Variations sur une devinette idiote

Texte paru dans la revue Supérieur Inconnu n°14 en avril/juin 1999


Elle lui téléphone:
-Pince-mi  et  pince-moi  sont dans un bateau. Pince-mi tombe à l'eau. Qui est-ce qui reste?
-Pince... commence-t-il à répondre.
Il s'interrompt. Reprend:
-Ah non, ça fait trop mal!
Elle lui donne son numéro avant de raccrocher. Il se demande qui est cette fille.
Une heure plus tard, il la rappelle. Trop chaud pour dormir.
-Lèche-mi et lèche-moi sont dans un château. Lèche-mi tombe de haut. Qui est-ce qui reste?
-Ah non, c'est trop dégoûtant! s'insurge-t-elle.
Elle s'interrompt. Reprend:
-Et puis de toute façon je ne te connais même pas.
Elle raccroche brutalement.
Une demi-heure après, c'est sa voix qu'il entend lorsqu'il décroche :
-Suce-mi et suce-moi sont sur un escabeau. Suce-mi tombe dans le ruisseau. Qui est-ce qui reste?
-Suce-moi, oh oui, vas-y suce-moi! supplie-t-il.
-Mais comment veux-tu donc que je fasse? Nous sommes à cent lieues l'un de l'autre.
Elle raccroche. Il la rappelle aussitôt:
-Baise-mi et baise-moi sont sous un chapiteau. Baise-mi tombe sur le dos. Qui est-ce qui reste?
-Baise-moi, bon d'accord, baise-moi. Je te donne mon adresse. Tu as de quoi noter? Tu verras, c'est facile à trouver. Je t'attends toute nue sur mon lit aux draps défaits. La fenêtre est ouverte. Tu n'auras qu'à traverser le jardin et enjamber le rebord. T'introduire dans ma chambre avant de m'introduire. Débrouille-toi pour arriver avant la fin de la nuit. Après ce sera trop tard.
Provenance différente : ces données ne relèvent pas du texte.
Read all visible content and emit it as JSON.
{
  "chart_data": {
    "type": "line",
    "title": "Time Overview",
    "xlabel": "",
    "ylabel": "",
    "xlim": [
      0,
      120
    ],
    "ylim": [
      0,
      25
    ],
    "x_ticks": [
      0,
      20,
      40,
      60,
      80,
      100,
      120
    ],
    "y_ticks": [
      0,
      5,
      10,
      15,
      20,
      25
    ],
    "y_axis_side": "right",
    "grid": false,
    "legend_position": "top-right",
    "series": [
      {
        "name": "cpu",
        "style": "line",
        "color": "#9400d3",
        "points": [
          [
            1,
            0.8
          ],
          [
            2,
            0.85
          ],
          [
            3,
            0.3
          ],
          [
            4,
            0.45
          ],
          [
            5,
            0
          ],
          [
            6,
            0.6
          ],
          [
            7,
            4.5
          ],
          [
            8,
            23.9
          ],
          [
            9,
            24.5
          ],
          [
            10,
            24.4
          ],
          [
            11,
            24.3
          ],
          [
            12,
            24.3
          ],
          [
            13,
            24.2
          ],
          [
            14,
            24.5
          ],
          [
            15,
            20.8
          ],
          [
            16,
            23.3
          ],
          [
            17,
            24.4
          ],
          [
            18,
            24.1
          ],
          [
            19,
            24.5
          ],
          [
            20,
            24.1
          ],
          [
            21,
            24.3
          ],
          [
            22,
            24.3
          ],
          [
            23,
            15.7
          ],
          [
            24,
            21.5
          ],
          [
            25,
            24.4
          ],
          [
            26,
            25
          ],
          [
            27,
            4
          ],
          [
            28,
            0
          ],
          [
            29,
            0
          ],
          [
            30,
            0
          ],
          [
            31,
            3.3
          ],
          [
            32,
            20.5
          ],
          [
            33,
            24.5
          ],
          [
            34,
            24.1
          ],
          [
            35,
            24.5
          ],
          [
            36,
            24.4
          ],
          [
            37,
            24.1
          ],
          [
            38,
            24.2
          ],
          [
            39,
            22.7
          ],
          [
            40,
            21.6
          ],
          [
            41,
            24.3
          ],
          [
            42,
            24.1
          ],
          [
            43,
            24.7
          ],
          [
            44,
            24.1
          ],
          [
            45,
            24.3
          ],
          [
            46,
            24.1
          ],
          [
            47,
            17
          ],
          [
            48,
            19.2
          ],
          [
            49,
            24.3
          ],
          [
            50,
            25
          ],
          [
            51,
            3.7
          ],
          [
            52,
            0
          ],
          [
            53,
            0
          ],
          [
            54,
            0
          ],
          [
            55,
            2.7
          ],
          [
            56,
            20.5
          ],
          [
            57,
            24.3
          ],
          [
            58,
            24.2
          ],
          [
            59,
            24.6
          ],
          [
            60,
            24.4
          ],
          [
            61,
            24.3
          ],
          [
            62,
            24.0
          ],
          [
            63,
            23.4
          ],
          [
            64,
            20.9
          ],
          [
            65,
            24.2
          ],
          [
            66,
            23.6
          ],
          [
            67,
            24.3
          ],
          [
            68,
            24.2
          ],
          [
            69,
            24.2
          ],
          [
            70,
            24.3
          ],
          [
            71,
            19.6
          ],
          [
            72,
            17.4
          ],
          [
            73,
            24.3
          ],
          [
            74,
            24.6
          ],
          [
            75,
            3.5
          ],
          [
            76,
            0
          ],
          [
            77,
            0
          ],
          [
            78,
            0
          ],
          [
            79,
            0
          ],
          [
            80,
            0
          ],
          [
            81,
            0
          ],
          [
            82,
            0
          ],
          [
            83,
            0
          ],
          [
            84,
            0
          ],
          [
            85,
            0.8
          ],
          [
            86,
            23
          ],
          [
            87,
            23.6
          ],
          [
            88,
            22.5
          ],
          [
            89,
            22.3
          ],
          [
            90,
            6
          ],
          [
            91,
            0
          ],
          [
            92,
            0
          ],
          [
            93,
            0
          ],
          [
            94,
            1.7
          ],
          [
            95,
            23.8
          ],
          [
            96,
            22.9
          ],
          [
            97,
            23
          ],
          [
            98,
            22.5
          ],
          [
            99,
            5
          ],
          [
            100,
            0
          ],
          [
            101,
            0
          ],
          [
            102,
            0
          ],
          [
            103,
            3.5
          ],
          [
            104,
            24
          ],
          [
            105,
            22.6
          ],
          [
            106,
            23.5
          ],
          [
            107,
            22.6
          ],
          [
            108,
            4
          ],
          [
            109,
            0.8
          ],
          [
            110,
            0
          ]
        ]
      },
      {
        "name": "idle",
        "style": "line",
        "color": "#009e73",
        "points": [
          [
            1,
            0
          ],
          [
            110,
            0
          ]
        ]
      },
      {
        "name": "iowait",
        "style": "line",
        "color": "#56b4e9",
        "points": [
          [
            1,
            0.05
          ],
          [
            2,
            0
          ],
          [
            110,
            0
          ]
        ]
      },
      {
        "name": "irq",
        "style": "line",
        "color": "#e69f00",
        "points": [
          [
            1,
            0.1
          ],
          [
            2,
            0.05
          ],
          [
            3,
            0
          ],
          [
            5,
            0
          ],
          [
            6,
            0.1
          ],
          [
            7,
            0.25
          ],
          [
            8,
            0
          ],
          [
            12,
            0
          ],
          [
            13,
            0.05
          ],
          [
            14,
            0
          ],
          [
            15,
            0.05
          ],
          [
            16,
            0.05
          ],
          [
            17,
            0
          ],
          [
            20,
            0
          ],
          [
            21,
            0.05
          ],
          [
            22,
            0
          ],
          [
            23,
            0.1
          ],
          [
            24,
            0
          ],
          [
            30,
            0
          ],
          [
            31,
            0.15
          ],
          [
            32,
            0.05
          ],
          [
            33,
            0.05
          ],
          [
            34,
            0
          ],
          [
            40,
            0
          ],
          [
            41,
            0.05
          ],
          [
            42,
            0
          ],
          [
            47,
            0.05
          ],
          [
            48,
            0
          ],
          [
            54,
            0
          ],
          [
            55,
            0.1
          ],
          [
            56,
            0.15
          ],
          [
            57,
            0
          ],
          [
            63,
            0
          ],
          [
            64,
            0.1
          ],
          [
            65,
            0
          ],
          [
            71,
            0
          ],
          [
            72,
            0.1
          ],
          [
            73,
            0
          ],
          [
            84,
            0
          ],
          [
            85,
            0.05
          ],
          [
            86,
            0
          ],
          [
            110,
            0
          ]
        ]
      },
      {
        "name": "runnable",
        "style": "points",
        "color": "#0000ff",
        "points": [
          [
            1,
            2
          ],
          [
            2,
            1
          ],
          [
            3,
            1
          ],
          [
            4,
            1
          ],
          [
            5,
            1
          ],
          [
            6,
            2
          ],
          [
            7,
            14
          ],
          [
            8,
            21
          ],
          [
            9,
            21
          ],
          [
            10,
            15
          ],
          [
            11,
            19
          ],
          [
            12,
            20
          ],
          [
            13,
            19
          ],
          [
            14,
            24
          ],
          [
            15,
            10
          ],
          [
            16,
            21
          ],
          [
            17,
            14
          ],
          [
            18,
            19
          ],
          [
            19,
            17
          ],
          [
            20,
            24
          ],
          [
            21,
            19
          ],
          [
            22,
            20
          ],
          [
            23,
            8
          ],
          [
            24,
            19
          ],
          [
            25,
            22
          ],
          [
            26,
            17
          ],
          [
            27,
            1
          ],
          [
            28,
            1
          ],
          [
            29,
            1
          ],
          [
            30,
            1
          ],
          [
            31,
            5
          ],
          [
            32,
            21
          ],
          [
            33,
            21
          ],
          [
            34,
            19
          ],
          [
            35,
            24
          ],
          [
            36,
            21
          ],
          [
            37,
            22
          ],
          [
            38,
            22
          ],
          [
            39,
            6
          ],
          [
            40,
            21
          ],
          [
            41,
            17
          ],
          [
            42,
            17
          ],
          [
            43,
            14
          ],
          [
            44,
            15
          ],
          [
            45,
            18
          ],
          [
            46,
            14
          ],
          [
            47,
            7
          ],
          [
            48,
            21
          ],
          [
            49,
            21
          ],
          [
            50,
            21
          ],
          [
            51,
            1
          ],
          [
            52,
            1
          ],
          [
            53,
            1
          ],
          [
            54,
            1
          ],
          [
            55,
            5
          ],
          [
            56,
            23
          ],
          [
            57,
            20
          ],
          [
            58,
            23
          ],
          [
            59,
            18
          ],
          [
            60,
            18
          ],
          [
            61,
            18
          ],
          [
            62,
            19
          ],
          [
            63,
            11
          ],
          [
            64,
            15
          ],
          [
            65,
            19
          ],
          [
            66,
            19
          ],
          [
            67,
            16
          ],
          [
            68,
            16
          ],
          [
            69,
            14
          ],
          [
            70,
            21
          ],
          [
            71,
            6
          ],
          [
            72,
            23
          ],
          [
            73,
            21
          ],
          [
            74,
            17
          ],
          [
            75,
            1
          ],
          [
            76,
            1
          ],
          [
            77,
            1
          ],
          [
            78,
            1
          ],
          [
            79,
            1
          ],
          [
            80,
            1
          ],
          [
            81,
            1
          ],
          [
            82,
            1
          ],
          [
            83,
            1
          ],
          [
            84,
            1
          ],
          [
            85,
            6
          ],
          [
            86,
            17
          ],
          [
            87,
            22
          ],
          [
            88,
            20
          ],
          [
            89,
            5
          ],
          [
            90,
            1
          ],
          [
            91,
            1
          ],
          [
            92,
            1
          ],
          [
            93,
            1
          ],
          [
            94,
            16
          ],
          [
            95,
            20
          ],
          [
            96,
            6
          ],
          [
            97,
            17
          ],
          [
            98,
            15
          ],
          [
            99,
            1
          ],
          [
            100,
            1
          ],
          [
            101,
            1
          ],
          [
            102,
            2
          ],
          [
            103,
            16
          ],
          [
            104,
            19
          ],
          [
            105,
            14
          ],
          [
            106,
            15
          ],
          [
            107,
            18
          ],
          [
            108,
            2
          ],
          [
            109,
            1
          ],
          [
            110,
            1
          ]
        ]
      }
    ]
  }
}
Il se rhabille car il était nu avec la queue bandée. Se précipite vers sa voiture. Ne prend pas le temps de boucler sa ceinture de sécurité. Démarre en trombe, réveillant ses voisins.
Quelques dizaines de kilomètres plus loin, à la sortie d'un virage, la police l'arrête:
-Défaut de port de la ceinture, vous ne coupez pas à l'amende, lui dit l'un des policiers qui demande les papiers du véhicule.
Il  n'a  aucun  papier  sur  lui.  Il  a  tout laissé chez lui. Tellement pressé de la rejoindre.
-Vous allez devoir nous suivre au commissariat, disent les policiers. Il va falloir établir votre identité et ça risque bien de prendre toute la nuit.
Il suit la voiture de police, furieux, le regard sombre, les dents serrées. Elle l'attendra en vain. Ne voudra peut-être plus de lui lorsqu'il la rappellera.
Au commissariat, l'un des policiers, d'humeur loquace, tente de lui remonter le moral.
-Ne vous en faites pas, lui dit-il, cela arrive à tout le monde de se faire pincer.